Balancei a cabeça devagar e me vi medindo minhas próximas palavras:
- Segunda-feira, minha monitora oficial não pôde vir, então uma garota do terceiro período se dispôs a me ajudar. Ela nem precisava fazer isso, mas fez. A propósito, foi excelente.
A diretora levantou as sobrancelhas, mas não disse nada. Então eu continuei:
- Hoje mais cedo, Julia Kamiski insultou essa garota. Ela respondeu ao insulto, mas você sabe como é... pessoas como a Julia não aceitam ser confrontadas. Talvez isso a levou a inventar essa mentira para prejudicá-la.
- Eu nunca disse que foi Julia quem denunciou.
- Não precisa dizer. Eu não sou idiota.
A mulher apertou os lábios e balançou a cabeça lentamente.

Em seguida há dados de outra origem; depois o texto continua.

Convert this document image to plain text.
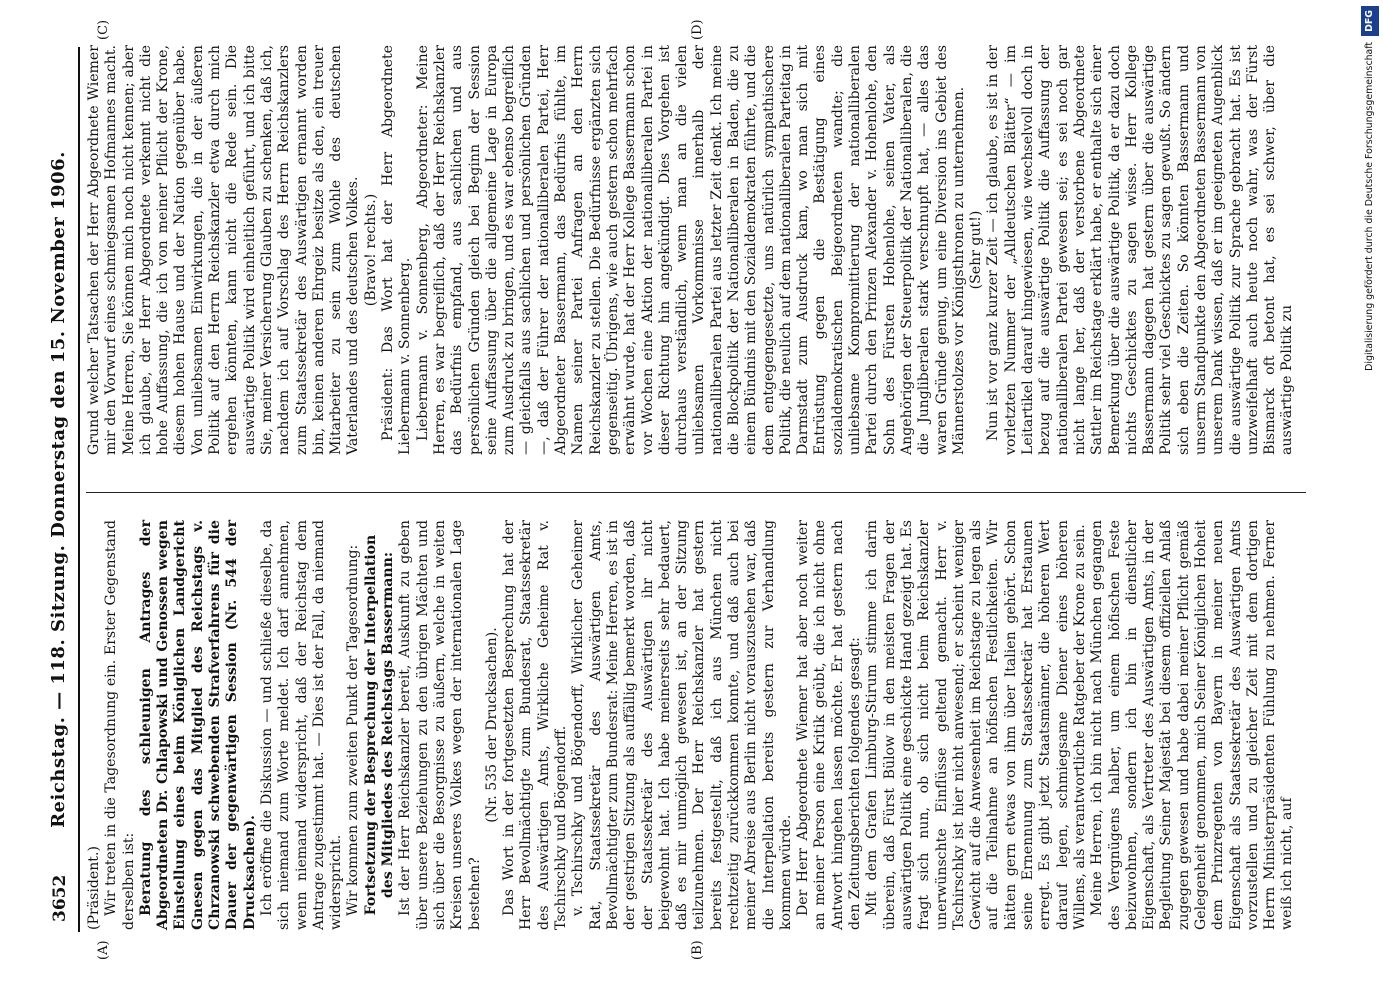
3652
Reichstag. — 118. Sitzung. Donnerstag den 15. November 1906.
(A)	(B)
(C)	(D)

(Präsident.) Wir treten in die Tagesordnung ein. Erster Gegenstand derselben ist: Beratung des schleunigen Antrages der Abgeordneten Dr. Chlapowski und Genossen wegen Einstellung eines beim Königlichen Landgericht Gnesen gegen das Mitglied des Reichstags v. Chrzanowski schwebenden Strafverfahrens für die Dauer der gegenwärtigen Session (Nr. 544 der Drucksachen). Ich eröffne die Diskussion — und schließe dieselbe, da sich niemand zum Worte meldet. Ich darf annehmen, wenn niemand widerspricht, daß der Reichstag dem Antrage zugestimmt hat. — Dies ist der Fall, da niemand widerspricht. Wir kommen zum zweiten Punkt der Tagesordnung: Fortsetzung der Besprechung der Interpellation des Mitgliedes des Reichstags Bassermann: Ist der Herr Reichskanzler bereit, Auskunft zu geben über unsere Beziehungen zu den übrigen Mächten und sich über die Besorgnisse zu äußern, welche in weiten Kreisen unseres Volkes wegen der internationalen Lage bestehen?

(Nr. 535 der Drucksachen). Das Wort in der fortgesetzten Besprechung hat der Herr Bevollmächtigte zum Bundesrat, Staatssekretär des Auswärtigen Amts, Wirkliche Geheime Rat v. Tschirschky und Bögendorff. v. Tschirschky und Bögendorff, Wirklicher Geheimer Rat, Staatssekretär des Auswärtigen Amts, Bevollmächtigter zum Bundesrat: Meine Herren, es ist in der gestrigen Sitzung als auffällig bemerkt worden, daß der Staatssekretär des Auswärtigen ihr nicht beigewohnt hat. Ich habe meinerseits sehr bedauert, daß es mir unmöglich gewesen ist, an der Sitzung teilzunehmen. Der Herr Reichskanzler hat gestern bereits festgestellt, daß ich aus München nicht rechtzeitig zurückkommen konnte, und daß auch bei meiner Abreise aus Berlin nicht vorauszusehen war, daß die Interpellation bereits gestern zur Verhandlung kommen würde. Der Herr Abgeordnete Wiemer hat aber noch weiter an meiner Person eine Kritik geübt, die ich nicht ohne Antwort hingehen lassen möchte. Er hat gestern nach den Zeitungsberichten folgendes gesagt: Mit dem Grafen Limburg-Stirum stimme ich darin überein, daß Fürst Bülow in den meisten Fragen der auswärtigen Politik eine geschickte Hand gezeigt hat. Es fragt sich nun, ob sich nicht beim Reichskanzler unerwünschte Einflüsse geltend gemacht. Herr v. Tschirschky ist hier nicht anwesend; er scheint weniger Gewicht auf die Anwesenheit im Reichstage zu legen als auf die Teilnahme an höfischen Festlichkeiten. Wir hätten gern etwas von ihm über Italien gehört. Schon seine Ernennung zum Staatssekretär hat Erstaunen erregt. Es gibt jetzt Staatsmänner, die höheren Wert darauf legen, schmiegsame Diener eines höheren Willens, als verantwortliche Ratgeber der Krone zu sein. Meine Herren, ich bin nicht nach München gegangen des Vergnügens halber, um einem höfischen Feste beizuwohnen, sondern ich bin in dienstlicher Eigenschaft, als Vertreter des Auswärtigen Amts, in der Begleitung Seiner Majestät bei diesem offiziellen Anlaß zugegen gewesen und habe dabei meiner Pflicht gemäß Gelegenheit genommen, mich Seiner Königlichen Hoheit dem Prinzregenten von Bayern in meiner neuen Eigenschaft als Staatssekretär des Auswärtigen Amts vorzustellen und zu gleicher Zeit mit dem dortigen Herrn Ministerpräsidenten Fühlung zu nehmen. Ferner weiß ich nicht, auf

Grund welcher Tatsachen der Herr Abgeordnete Wiemer mir den Vorwurf eines schmiegsamen Hofmannes macht. Meine Herren, Sie können mich noch nicht kennen; aber ich glaube, der Herr Abgeordnete verkennt nicht die hohe Auffassung, die ich von meiner Pflicht der Krone, diesem hohen Hause und der Nation gegenüber habe. Von unliebsamen Einwirkungen, die in der äußeren Politik auf den Herrn Reichskanzler etwa durch mich ergehen könnten, kann nicht die Rede sein. Die auswärtige Politik wird einheitlich geführt, und ich bitte Sie, meiner Versicherung Glauben zu schenken, daß ich, nachdem ich auf Vorschlag des Herrn Reichskanzlers zum Staatssekretär des Auswärtigen ernannt worden bin, keinen anderen Ehrgeiz besitze als den, ein treuer Mitarbeiter zu sein zum Wohle des deutschen Vaterlandes und des deutschen Volkes. (Bravo! rechts.) Präsident: Das Wort hat der Herr Abgeordnete Liebermann v. Sonnenberg. Liebermann v. Sonnenberg, Abgeordneter: Meine Herren, es war begreiflich, daß der Herr Reichskanzler das Bedürfnis empfand, aus sachlichen und aus persönlichen Gründen gleich bei Beginn der Session seine Auffassung über die allgemeine Lage in Europa zum Ausdruck zu bringen, und es war ebenso begreiflich — gleichfalls aus sachlichen und persönlichen Gründen —, daß der Führer der nationalliberalen Partei, Herr Abgeordneter Bassermann, das Bedürfnis fühlte, im Namen seiner Partei Anfragen an den Herrn Reichskanzler zu stellen. Die Bedürfnisse ergänzten sich gegenseitig. Übrigens, wie auch gestern schon mehrfach erwähnt wurde, hat der Herr Kollege Bassermann schon vor Wochen eine Aktion der nationalliberalen Partei in dieser Richtung hin angekündigt. Dies Vorgehen ist durchaus verständlich, wenn man an die vielen unliebsamen Vorkommnisse innerhalb der nationalliberalen Partei aus letzter Zeit denkt. Ich meine die Blockpolitik der Nationalliberalen in Baden, die zu einem Bündnis mit den Sozialdemokraten führte, und die dem entgegengesetzte, uns natürlich sympathischere Politik, die neulich auf dem nationalliberalen Parteitag in Darmstadt zum Ausdruck kam, wo man sich mit Entrüstung gegen die Bestätigung eines sozialdemokratischen Beigeordneten wandte; die unliebsame Kompromittierung der nationalliberalen Partei durch den Prinzen Alexander v. Hohenlohe, den Sohn des Fürsten Hohenlohe, seinen Vater, als Angehörigen der Steuerpolitik der Nationalliberalen, die die Jungliberalen stark verschnupft hat, — alles das waren Gründe genug, um eine Diversion ins Gebiet des Männerstolzes vor Königsthronen zu unternehmen. (Sehr gut!) Nun ist vor ganz kurzer Zeit — ich glaube, es ist in der vorletzten Nummer der „Alldeutschen Blätter“ — im Leitartikel darauf hingewiesen, wie wechselvoll doch in bezug auf die auswärtige Politik die Auffassung der nationalliberalen Partei gewesen sei; es sei noch gar nicht lange her, daß der verstorbene Abgeordnete Sattler im Reichstage erklärt habe, er enthalte sich einer Bemerkung über die auswärtige Politik, da er dazu doch nichts Geschicktes zu sagen wisse. Herr Kollege Bassermann dagegen hat gestern über die auswärtige Politik sehr viel Geschicktes zu sagen gewußt. So ändern sich eben die Zeiten. So könnten Bassermann und unserm Standpunkte den Abgeordneten Bassermann von unserem Dank wissen, daß er im geeigneten Augenblick die auswärtige Politik zur Sprache gebracht hat. Es ist unzweifelhaft auch heute noch wahr, was der Fürst Bismarck oft betont hat, es sei schwer, über die auswärtige Politik zu

Digitalisierung gefördert durch die Deutsche Forschungsgemeinschaft
DFG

- Então, você está dizendo... que essa denúncia é falsa.
- Exatamente.
- E não existe qualquer possibilidade de você estar mentindo para acobertar uma aluna bolsista.
Eu ri.
- Qual é... por que eu iria querer protege-la?
Isso parece ter servido para convencer a diretora, porém, mais tarde naquele mesmo dia, eu me vi fazendo a mesma pergunta:
Por que eu iria querer proteger a Alexia?